Due bandiere, Teherangeles e il SoFi Stadium preso in ostaggio

Può uno stadio divenire ostaggio del pubblico che lo colma? Al Sofi Stadium di Los Angeles è accaduto qualcosa di simile. Sì, perché l’esordio dell’Iran al Mondiale – dopo un avvicinamento controverso e con una guerra forse agli sgoccioli sullo sfondo - ha scosso un’intera comunità e soprattutto un quartiere: Westwood. Vi siamo stati, per poi recarci al delicato match del Team Melli contro la Nuova Zelanda. Ecco il nostro racconto.
A due passi da Beverly Hills e dal suo sfolgorìo artefatto, volti, parole e profumi conducono a una realtà più autentica. Ci troviamo all’incrocio tra Westwood Boulevard e Wilkins Avenue. Per la gente del posto, tuttavia, l’area è conosciuta con un altro nome: Persian Square. Il cuore iraniano degli Stati Uniti pulsa qui. A Teherangeles. La diaspora ha scelto questo angolo di California per ripartire, accogliendo - nel tempo - un numero di iraniani che non ha eguali nel mondo. Ebbene, il destino ha voluto che l’Iran disputasse due partite della fase a gironi proprio a LA. Proprio a due passi da «casa».
Il problema? Beh, la comunità locale si compone in prevalenza di iraniani che sono fuggiti o sono stati esiliati da Teheran. E ciò dopo la rivoluzione del 1979 che ha rovesciato la monarchia autoritaria dello Scià Mohammad Reza Pahlavi, instaurando la Repubblica islamica guidata dall’Ayatollah Ruhollah Khomeini. Ma pure negli Novanta, quando proteste e mobilitazioni studentesche vennero represse con incarcerazioni e condanne a morte.
«Nessuna emozione per la squadre della Repubblica islamica»

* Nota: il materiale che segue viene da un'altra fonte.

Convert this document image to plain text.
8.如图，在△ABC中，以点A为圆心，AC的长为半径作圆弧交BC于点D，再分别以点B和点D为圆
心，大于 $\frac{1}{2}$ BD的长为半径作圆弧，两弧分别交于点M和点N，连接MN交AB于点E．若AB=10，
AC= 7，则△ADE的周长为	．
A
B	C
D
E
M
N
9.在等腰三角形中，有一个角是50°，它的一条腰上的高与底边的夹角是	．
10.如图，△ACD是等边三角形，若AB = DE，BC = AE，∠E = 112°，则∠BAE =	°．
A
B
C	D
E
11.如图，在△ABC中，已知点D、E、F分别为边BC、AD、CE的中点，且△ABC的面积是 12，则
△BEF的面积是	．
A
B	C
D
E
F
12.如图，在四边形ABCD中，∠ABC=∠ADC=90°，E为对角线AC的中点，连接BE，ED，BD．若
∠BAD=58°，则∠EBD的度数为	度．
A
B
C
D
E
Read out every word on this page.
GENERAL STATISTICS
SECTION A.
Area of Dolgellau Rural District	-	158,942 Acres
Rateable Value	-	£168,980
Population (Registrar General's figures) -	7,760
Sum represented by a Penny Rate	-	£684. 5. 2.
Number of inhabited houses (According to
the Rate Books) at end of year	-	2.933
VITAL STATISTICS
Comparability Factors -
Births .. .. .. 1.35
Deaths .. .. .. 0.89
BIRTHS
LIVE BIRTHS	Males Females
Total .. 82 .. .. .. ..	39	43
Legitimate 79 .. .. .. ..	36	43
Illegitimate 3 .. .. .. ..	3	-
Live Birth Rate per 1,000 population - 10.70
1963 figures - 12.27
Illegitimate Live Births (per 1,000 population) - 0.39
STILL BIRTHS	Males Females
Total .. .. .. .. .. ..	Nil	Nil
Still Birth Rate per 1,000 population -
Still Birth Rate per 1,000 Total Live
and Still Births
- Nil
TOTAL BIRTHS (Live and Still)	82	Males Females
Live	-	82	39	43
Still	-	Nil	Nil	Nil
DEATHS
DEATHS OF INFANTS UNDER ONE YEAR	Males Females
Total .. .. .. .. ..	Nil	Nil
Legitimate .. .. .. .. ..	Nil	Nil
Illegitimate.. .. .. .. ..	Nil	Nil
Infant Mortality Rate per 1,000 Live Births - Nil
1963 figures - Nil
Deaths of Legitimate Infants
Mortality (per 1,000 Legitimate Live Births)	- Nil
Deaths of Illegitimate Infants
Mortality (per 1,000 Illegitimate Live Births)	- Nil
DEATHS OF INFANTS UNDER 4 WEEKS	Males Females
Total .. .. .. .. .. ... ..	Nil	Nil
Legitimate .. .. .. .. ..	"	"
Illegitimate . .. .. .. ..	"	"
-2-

Fra loro c’è anche Roozbeh Farahanipour, intellettuale, attivista e co-fondatore del partito - poi messo al bando dal regime - che nel 1998 criticò aspramente la guida suprema Ali Khamenei e propose la transizione dell’Iran verso una repubblica democratica e rigorosamente laica. Negli USA ha trovato asilo politico e, più tardi, il passaporto americano. Oggi è attivo nell’editoria e, a Westwood, gestisce il ristorante Delphi Greek. Il tutto continuando a sperare e a caldeggiare la disobbedienza civile nella sua ex patria. «Ma non sostengo il conflitto promosso da Stati Uniti e Israele» tiene a sottolineare - ripetendolo a più riprese - Farahanipour. «Anzi, ritengo che la guerra abbia frenato il possibile rovesciamento del regime. Sì, l’intervento militare a Teheran ritarderà la svolta democratica in Iran di almeno 10-15 anni».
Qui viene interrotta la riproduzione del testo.